Sunday, February 18, 2007

A Bitter Song


For the first time since we have moved my mom has ventured back home..Alone.

Every year we head back to Westchester to visit friends and family. It's kind of torturous to go home every year to just leave it again. It feels like we are leaving permanently for the first time over and over again, and i usually get very pissed while packing up my clothes on our final day in Westchester knowing that we are returning to the very place that i feel has beaten me down these last couple of years.

Our first trip back was surreal, we had expected home would be as we had left it, but we realized how much everything had changed around us, and ultimately how much we had changed along the way. I tried endlessly to snap a million pictures of everything that had meant something to me as a child, but realized that there was too much and that it couldn't make up for not being there.

But this year i was unable to make the trip(because of school) and my mom ventured by herself without me and Morg by her side. She called me before she headed on her way and told me how sad she was that i wasn't with her "it's kind of lonely traveling by yourself" she said on the message she left me. And i hadn't realize how lonely i would feel in being left behind or that she would have to experience the memory of being home by herself.

As a kid we moved around a lot, or at least what i consider as being a lot. My mom left my dad in the middle of the night and we never looked back. We moved in with my grandmother for several years, than to New Rochelle for several years, to where we live now for several years.
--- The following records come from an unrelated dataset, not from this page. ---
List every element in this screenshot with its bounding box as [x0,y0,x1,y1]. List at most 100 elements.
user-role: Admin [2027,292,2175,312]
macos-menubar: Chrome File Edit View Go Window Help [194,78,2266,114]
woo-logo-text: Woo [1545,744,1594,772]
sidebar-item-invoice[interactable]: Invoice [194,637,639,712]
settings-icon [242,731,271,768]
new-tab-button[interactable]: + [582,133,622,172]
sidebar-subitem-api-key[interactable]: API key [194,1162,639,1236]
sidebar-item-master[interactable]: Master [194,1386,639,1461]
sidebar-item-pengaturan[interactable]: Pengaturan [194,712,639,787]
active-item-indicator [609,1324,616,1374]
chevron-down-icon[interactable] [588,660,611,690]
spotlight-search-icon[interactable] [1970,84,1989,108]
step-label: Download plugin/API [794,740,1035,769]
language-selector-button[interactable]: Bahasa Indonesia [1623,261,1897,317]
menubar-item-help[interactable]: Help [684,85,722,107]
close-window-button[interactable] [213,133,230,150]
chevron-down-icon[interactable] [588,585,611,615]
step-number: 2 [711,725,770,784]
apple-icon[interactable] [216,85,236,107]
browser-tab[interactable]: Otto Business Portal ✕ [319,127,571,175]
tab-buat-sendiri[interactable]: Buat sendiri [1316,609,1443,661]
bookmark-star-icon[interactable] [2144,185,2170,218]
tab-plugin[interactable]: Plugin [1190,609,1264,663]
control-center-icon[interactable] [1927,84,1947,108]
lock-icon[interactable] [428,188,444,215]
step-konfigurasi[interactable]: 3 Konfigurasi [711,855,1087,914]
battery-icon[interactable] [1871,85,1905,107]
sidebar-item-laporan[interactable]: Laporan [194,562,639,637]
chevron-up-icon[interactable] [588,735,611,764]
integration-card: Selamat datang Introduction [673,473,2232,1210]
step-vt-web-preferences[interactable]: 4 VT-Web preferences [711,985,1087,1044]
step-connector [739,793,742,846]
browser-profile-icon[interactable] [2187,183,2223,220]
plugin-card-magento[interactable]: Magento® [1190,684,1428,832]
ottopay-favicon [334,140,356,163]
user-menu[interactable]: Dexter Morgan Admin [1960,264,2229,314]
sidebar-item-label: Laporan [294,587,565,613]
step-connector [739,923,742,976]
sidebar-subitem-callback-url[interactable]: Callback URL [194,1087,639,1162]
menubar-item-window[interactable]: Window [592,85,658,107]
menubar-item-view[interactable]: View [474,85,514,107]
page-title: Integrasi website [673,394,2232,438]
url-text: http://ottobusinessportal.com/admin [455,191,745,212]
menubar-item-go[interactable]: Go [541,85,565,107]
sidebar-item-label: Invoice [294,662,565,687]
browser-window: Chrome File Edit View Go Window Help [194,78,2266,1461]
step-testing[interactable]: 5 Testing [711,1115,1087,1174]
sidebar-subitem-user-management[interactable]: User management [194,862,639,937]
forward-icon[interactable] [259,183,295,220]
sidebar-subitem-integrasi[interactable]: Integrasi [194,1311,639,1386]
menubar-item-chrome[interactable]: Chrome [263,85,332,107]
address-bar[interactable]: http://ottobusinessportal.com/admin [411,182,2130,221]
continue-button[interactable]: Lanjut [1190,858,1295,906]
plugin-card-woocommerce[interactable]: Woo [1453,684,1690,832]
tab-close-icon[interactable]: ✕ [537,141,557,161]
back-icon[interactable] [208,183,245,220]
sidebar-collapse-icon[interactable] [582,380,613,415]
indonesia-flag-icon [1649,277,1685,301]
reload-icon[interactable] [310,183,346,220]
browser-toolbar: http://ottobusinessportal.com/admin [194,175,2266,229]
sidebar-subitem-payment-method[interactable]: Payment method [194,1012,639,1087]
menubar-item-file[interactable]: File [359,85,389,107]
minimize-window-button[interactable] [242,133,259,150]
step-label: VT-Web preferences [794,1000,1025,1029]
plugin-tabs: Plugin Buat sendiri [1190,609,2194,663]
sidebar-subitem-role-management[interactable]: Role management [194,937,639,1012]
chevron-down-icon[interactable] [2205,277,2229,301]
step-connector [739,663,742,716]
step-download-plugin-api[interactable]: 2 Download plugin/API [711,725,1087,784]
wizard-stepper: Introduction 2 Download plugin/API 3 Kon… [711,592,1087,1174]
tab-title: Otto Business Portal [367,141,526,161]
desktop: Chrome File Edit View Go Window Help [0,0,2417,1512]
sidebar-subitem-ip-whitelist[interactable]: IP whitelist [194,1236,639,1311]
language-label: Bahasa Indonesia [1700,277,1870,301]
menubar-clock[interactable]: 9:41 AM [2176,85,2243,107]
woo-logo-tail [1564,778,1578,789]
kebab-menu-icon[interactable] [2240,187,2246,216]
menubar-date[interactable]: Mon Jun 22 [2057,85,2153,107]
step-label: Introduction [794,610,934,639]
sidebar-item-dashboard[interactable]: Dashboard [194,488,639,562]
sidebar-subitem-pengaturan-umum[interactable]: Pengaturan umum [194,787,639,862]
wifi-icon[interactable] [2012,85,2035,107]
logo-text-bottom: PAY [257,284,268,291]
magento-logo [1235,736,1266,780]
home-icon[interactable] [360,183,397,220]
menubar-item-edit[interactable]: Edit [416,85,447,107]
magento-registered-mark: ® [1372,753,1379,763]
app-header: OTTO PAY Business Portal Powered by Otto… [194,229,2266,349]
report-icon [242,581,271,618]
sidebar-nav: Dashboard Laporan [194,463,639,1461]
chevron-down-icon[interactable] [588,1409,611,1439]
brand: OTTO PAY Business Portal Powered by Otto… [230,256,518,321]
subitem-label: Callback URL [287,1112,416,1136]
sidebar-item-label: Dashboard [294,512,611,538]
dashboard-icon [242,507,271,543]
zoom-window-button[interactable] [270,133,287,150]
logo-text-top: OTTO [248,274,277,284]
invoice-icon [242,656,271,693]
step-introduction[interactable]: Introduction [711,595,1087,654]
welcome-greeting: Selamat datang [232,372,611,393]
Sometimes i feel like we are always on the run, escaping something bigger and scarier than we could ever imagine, and i have sort of learned never to look back, that you always have to keep moving, because looking back only slows you down.

I think this constant moving never really makes you feel settled as a human being. I kind of always have one foot out the door with bags packed ready to go when the time is right.See that was thing when i was a kid i always remember leaving right when i was getting comfortable. When i began to develop friends, or when i began developing crushes. Just when they seem to be going well, we'd pack up suddenly and leave, and what always lingered was what could have been.

When we return home, when we return to the school ground, corner stores and old neighbors i never really realized that what i was missing about home wasn't the built memories and faces, but all that we had left in our past when we escaped it.

Sometimes i feel like we are returning to this unfinished sort of home. We are returning to something we hastily abandoned; door and windows are wide open, beds unmade, tv still on, and fleeting presence caught in time like a snap shot...this unresolved mess that makes it hard to gain closure with it.

Is it sad that my constant memory as a child is being reminded to never look back. That i have learned to never get close because i will just have to leave.The cab ride that night that drove my mom, brother and I to safety where i sat in her lap never turning back, the car ride away from my grandmothers which was more like a fun ride than a well deserved goodbye, and finally the biggest trip of all in which my half hearted goodbye was in due part because we didn't know what awaited us so far away.

Perhaps being so wrapped up in my childhood home has nothing to do about the sweet memories it produces, but rather the memories i feel i never got to develop. And every time i go back, it isn't for some reminder that my home exists. That there was a time i attended I.E. Young Middle School, played at 5 Island Park, or that I kissed my friend Jason near the tree at the park across from our house( i was 7 it doesn't count as a first kiss) .

Maybe returning for me is a way for me to finally close the windows and doors i leave open for my return. To ask my home for forgiveness in abandoning it so hastily, for never really saying goodbye.

I'm kind of sad i didn't get to do that this year. This goodbye is well overdue.